Every year, the city of Louisville, Kentucky in the US hosts a massive fireworks display to celebrate the beginning of the Kentucky Derby Festival, a series of events leading up to the Kentucky Derby horse race. During the display, called Thunder Over Louisville, over 500,000 people cram into a several block area creating a traffic nightmare.
Luckily, local police and emergency management officials are pretty good at managing the huge increase in traffic. They block certain streets, convert two-way roads into one-way roads, and do their best to manage the flow of traffic. Indeed, we've come to expect this type of government action during periods of heavy automobile traffic. It might be an inconvenience, but most of us understand it's necessary for the safety of everyone involved. But does the same hold true for the Internet?
Government as Internet traffic cop
The US Government Accountability Office (GAO) has issued a report (GAO-10-8) that suggests a serious influenza pandemic could result in a massive spike in Internet traffic as large numbers of people stay home. The report reads:
"Increased use of the Internet by students, teleworkers, and others during a severe pandemic is expected to create congestion in Internet access networks that serve metropolitan and other residential neighborhoods."
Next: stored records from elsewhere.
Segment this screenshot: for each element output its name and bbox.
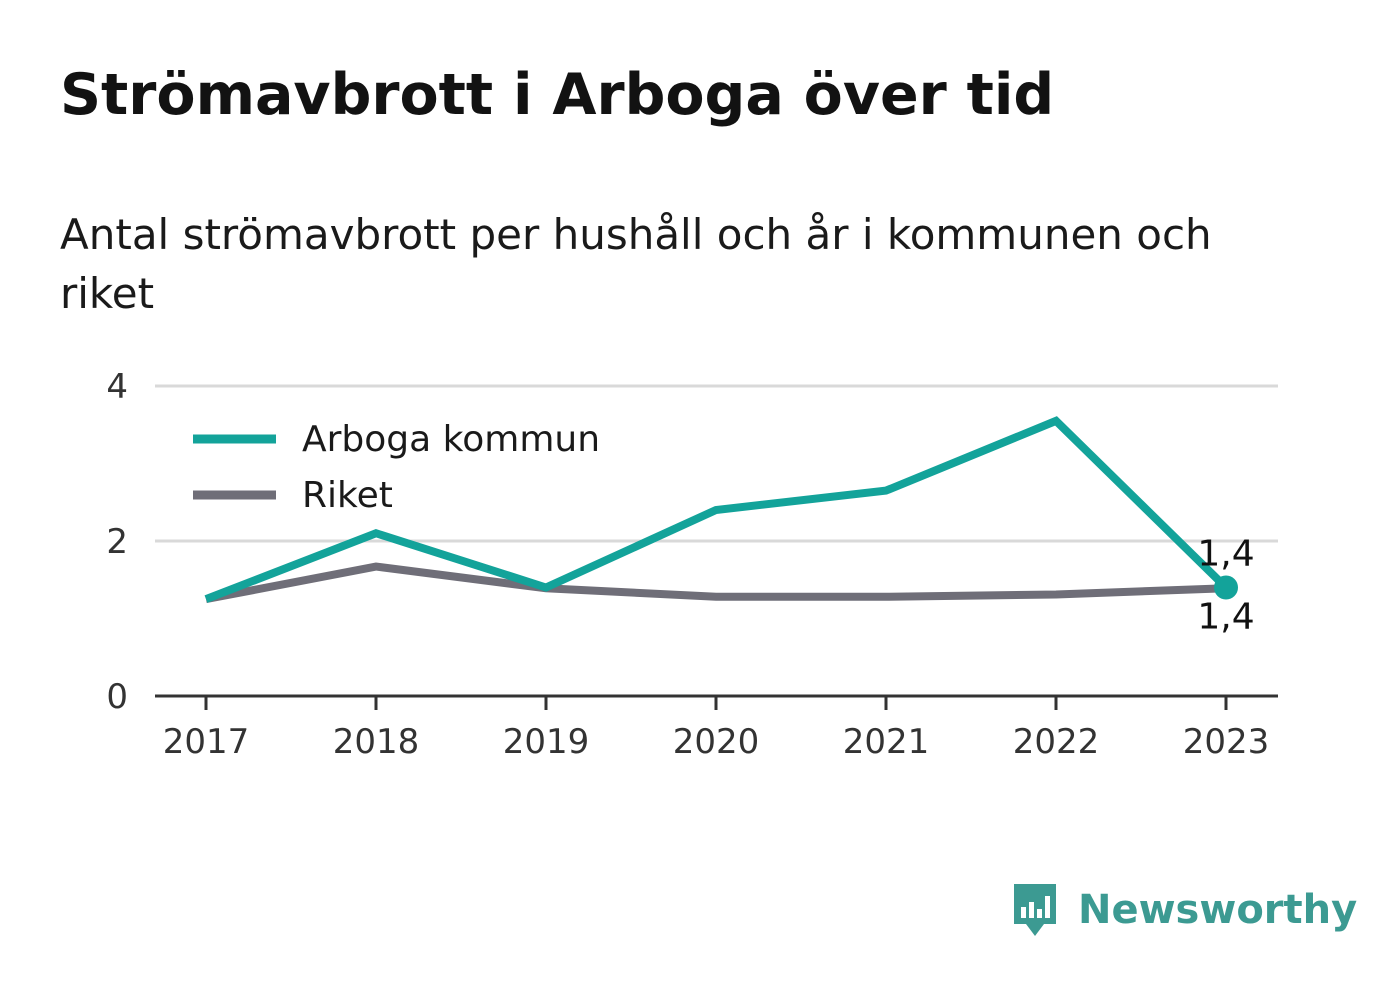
end-point-marker [1214, 575, 1238, 600]
x-tick-label: 2019 [503, 722, 590, 762]
newsworthy-logo-icon [1014, 884, 1056, 936]
x-tick-label: 2020 [673, 722, 760, 762]
legend-item-riket-label: Riket [302, 475, 393, 516]
y-tick-label: 2 [106, 522, 128, 562]
chart-subtitle: Antal strömavbrott per hushåll och år i … [60, 210, 1212, 318]
series-lines [204, 416, 1229, 604]
grid-lines [155, 384, 1278, 543]
brand-logo: Newsworthy [1010, 880, 1357, 940]
legend-item-arboga-kommun-label: Arboga kommun [302, 419, 600, 460]
end-label-riket: 1,4 [1197, 596, 1254, 637]
end-labels: 1,4 1,4 [1197, 534, 1254, 638]
legend: Arboga kommun Riket [193, 419, 600, 516]
x-tick-label: 2023 [1183, 722, 1270, 762]
y-tick-label: 4 [106, 367, 128, 407]
chart-title: Strömavbrott i Arboga över tid [60, 62, 1055, 128]
brand-name: Newsworthy [1078, 887, 1358, 933]
x-axis: 2017 2018 2019 2020 2021 2022 2023 [155, 694, 1278, 762]
series-line-riket [205, 562, 1227, 604]
x-tick-label: 2021 [843, 722, 930, 762]
series-line-arboga-kommun [204, 416, 1229, 603]
x-tick-label: 2017 [163, 722, 250, 762]
y-tick-label: 0 [106, 677, 128, 717]
x-tick-label: 2022 [1013, 722, 1100, 762]
end-label-arboga-kommun: 1,4 [1197, 534, 1254, 575]
x-tick-label: 2018 [333, 722, 420, 762]
y-axis-ticks: 0 2 4 [106, 367, 128, 717]
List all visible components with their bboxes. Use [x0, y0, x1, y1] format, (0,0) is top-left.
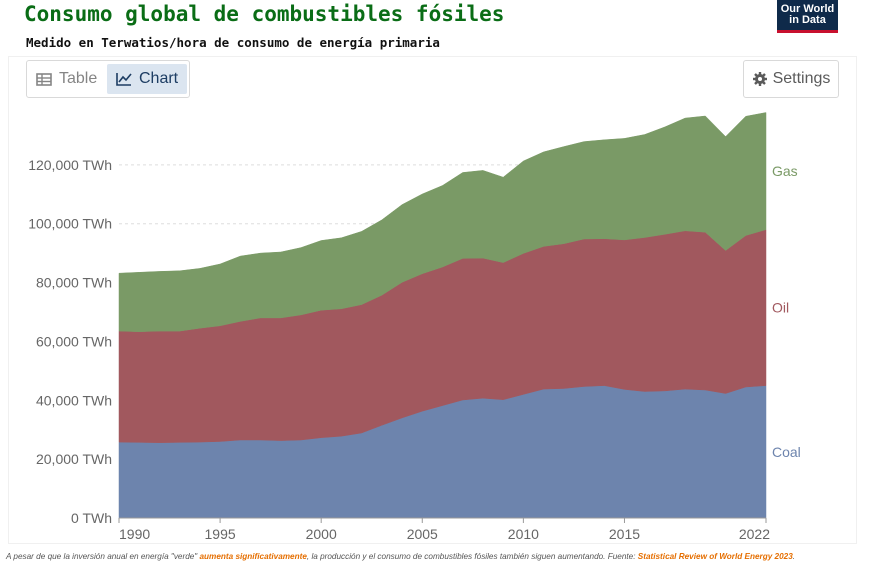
settings-button[interactable]: Settings — [743, 60, 839, 98]
y-tick-label: 100,000 TWh — [28, 216, 112, 232]
y-tick-label: 0 TWh — [71, 510, 112, 526]
footer-prefix: A pesar de que la inversión anual en ene… — [6, 552, 200, 561]
footer-source-link[interactable]: Statistical Review of World Energy 2023 — [637, 552, 793, 561]
tab-chart-label: Chart — [139, 70, 179, 87]
gear-icon — [752, 71, 768, 87]
chart-subtitle: Medido en Terwatios/hora de consumo de e… — [26, 35, 440, 50]
x-tick-label: 1995 — [205, 526, 236, 542]
view-tabs: Table Chart — [26, 60, 190, 98]
table-icon — [35, 70, 53, 88]
x-tick-label: 2015 — [609, 526, 640, 542]
y-tick-label: 60,000 TWh — [36, 333, 112, 349]
tab-chart[interactable]: Chart — [107, 64, 187, 94]
tab-table-label: Table — [59, 70, 98, 87]
x-tick-label: 2022 — [739, 526, 770, 542]
footer-note: A pesar de que la inversión anual en ene… — [6, 552, 795, 561]
series-labels: Coal Oil Gas — [772, 163, 801, 460]
logo-line-2: in Data — [789, 14, 826, 26]
settings-label: Settings — [772, 70, 831, 87]
chart-frame — [8, 56, 857, 544]
y-tick-label: 40,000 TWh — [36, 392, 112, 408]
y-tick-label: 120,000 TWh — [28, 157, 112, 173]
chart-title: Consumo global de combustibles fósiles — [24, 2, 505, 26]
logo-line-1: Our World — [780, 3, 835, 15]
x-tick-label: 1990 — [119, 526, 150, 542]
x-tick-label: 2010 — [508, 526, 539, 542]
series-label-coal: Coal — [772, 444, 801, 460]
area-gas[interactable] — [118, 112, 767, 332]
y-tick-label: 80,000 TWh — [36, 275, 112, 291]
series-label-oil: Oil — [772, 300, 789, 316]
series-label-gas: Gas — [772, 163, 798, 179]
footer-suffix: . — [792, 552, 796, 561]
tab-table[interactable]: Table — [35, 64, 97, 94]
chart-icon — [115, 70, 133, 88]
x-tick-label: 2000 — [306, 526, 337, 542]
axes: 0 TWh 20,000 TWh 40,000 TWh 60,000 TWh 80,00… — [28, 157, 770, 542]
owid-logo[interactable]: Our World in Data — [777, 0, 838, 33]
y-tick-label: 20,000 TWh — [36, 451, 112, 467]
x-tick-label: 2005 — [407, 526, 438, 542]
footer-middle: , la producción y el consumo de combusti… — [306, 552, 638, 561]
footer-highlight-link[interactable]: aumenta significativamente — [199, 552, 307, 561]
areas — [118, 112, 767, 519]
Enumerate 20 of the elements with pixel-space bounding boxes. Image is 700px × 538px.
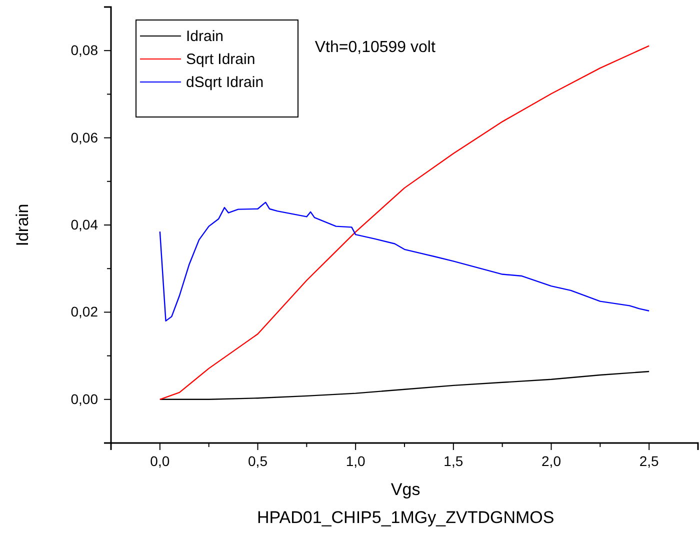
x-tick-label: 0,0 <box>150 452 170 469</box>
x-tick-label: 0,5 <box>248 452 268 469</box>
x-axis-title: Vgs <box>390 480 420 499</box>
y-tick-label: 0,00 <box>70 390 98 407</box>
y-tick-label: 0,08 <box>70 42 98 58</box>
legend-label: dSqrt Idrain <box>186 74 264 91</box>
x-tick-label: 1,0 <box>346 452 366 469</box>
annotation: Vth=0,10599 volt <box>314 39 436 56</box>
x-tick-label: 1,5 <box>444 452 464 469</box>
legend-label: Sqrt Idrain <box>186 51 256 68</box>
y-tick-label: 0,02 <box>70 304 98 320</box>
x-tick-label: 2,0 <box>542 452 562 469</box>
line-series <box>159 202 650 322</box>
line-series <box>159 370 650 400</box>
text: HPAD01_CHIP5_1MGy_ZVTDGNMOS <box>256 508 554 527</box>
y-tick-label: 0,04 <box>70 216 98 232</box>
y-axis-title: Idrain <box>13 204 32 246</box>
y-tick-label: 0,06 <box>70 129 98 146</box>
x-tick-label: 2,5 <box>639 452 660 469</box>
legend-label: Idrain <box>186 28 224 45</box>
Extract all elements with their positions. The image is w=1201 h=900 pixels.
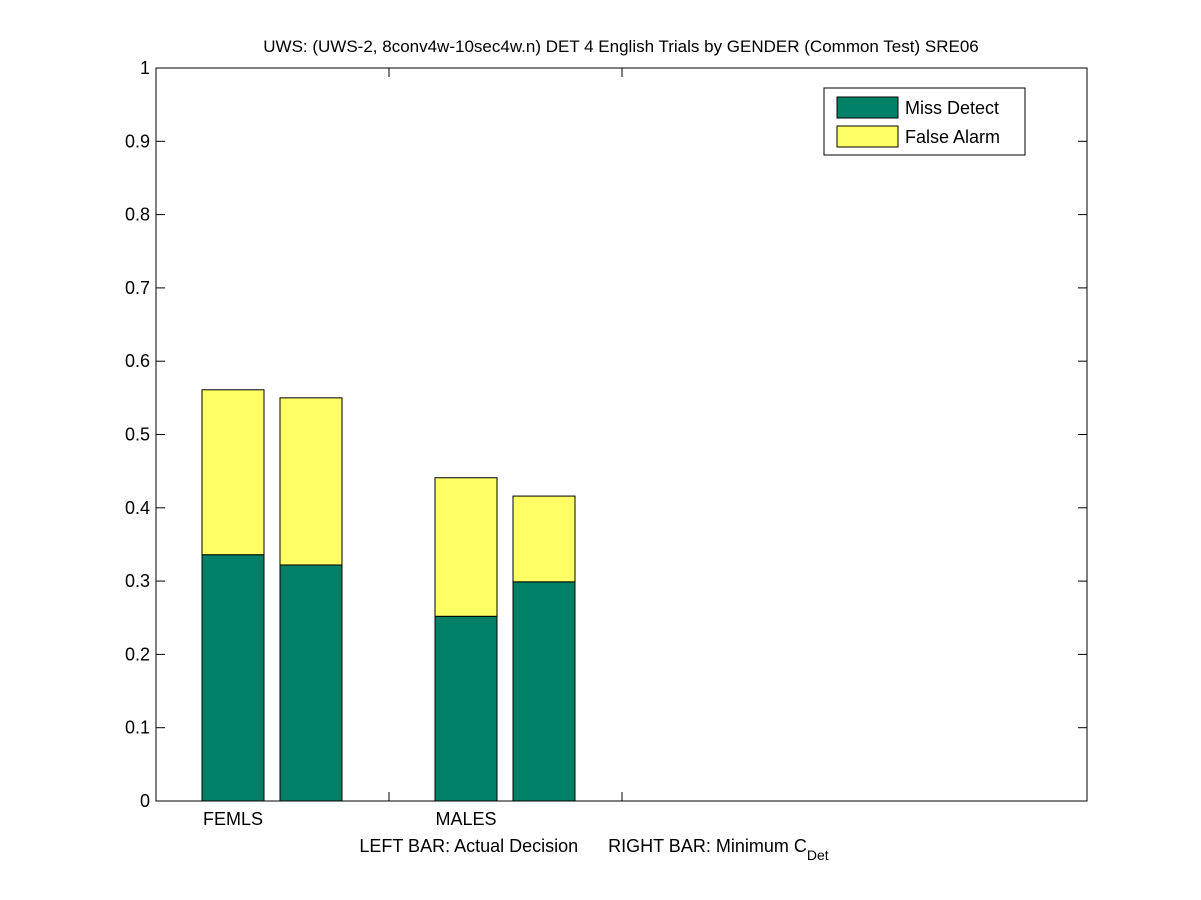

The report focuses mainly on the potential impact pandemic-induced Internet congestion would have the US securities markets. But, it also suggests that the government may need to step in and act as an Internet traffic cop; limiting people's bandwidth or blocking bandwidth-intensive sites altogether. Yet, this is easier said than done and may not solve a congestion problem. Here's how the report characterizes ISPs' concerns about blocking specific sites:
"However, most providers' staff told us that blocking users from accessing such sites, while technically possible, would be very difficult and, in their view, would not address the congestion problem and would require a directive from the government...According to one provider, two added complications are the potential liability resulting from lawsuits filed by businesses that lose revenue when their sites are shutdown or restricted and potential claims of anticompetitive practices, denial of free speech, or both."
Even if the government did decided blocking high-bandwidth sites would help cut back on Internet congestion in times of crisis, the report acknowledges that many of these sites are critical outlets for breaking news and important public safety information. The report reads:
"Another provider told us that some of these large bandwidth sites stream critical news information. Furthermore, some state, local, and federal government offices and agencies, including DHS, currently use or have plans to increase their use of social media Web sites and to use video streaming as a means to communicate with the public."
Also, the government may not have the clear authority to order such measures. According to the report, the US Department of Homeland Security (DHS) is "responsible for facilitating a public-private response to the recovery from major Internet disruption." Yet, DHS personnel aren't sure they could enforce Internet restrictions—as the following passage indicates:
"Further, although an effective congestion response strategy could require directing the private sector entities that operate the Internet's infrastructure today to take actions that could negatively affect users, DHS has not determined whether it or other agencies have the necessary authorities to require providers to take such actions."
Lots of questions; little time
The GAO report raises more questions than it answers. It's unclear if blocking high-bandwidth sites would be possible, legal, effective, or even desirable in an emergency situation. Unfortunately, as a variety of natural and man-made hazards could lead to massive Internet congestion, we (meaning government, IT, and even ordinary users) must come to a consensus on how to address the problem, and soon. What actions will be effective and tolerated? As I mention at the beginning of this piece, the traffic cop may be an inconvenience but most people will trade a limited delay for complete gridlock. Does the same hold true for the Internet?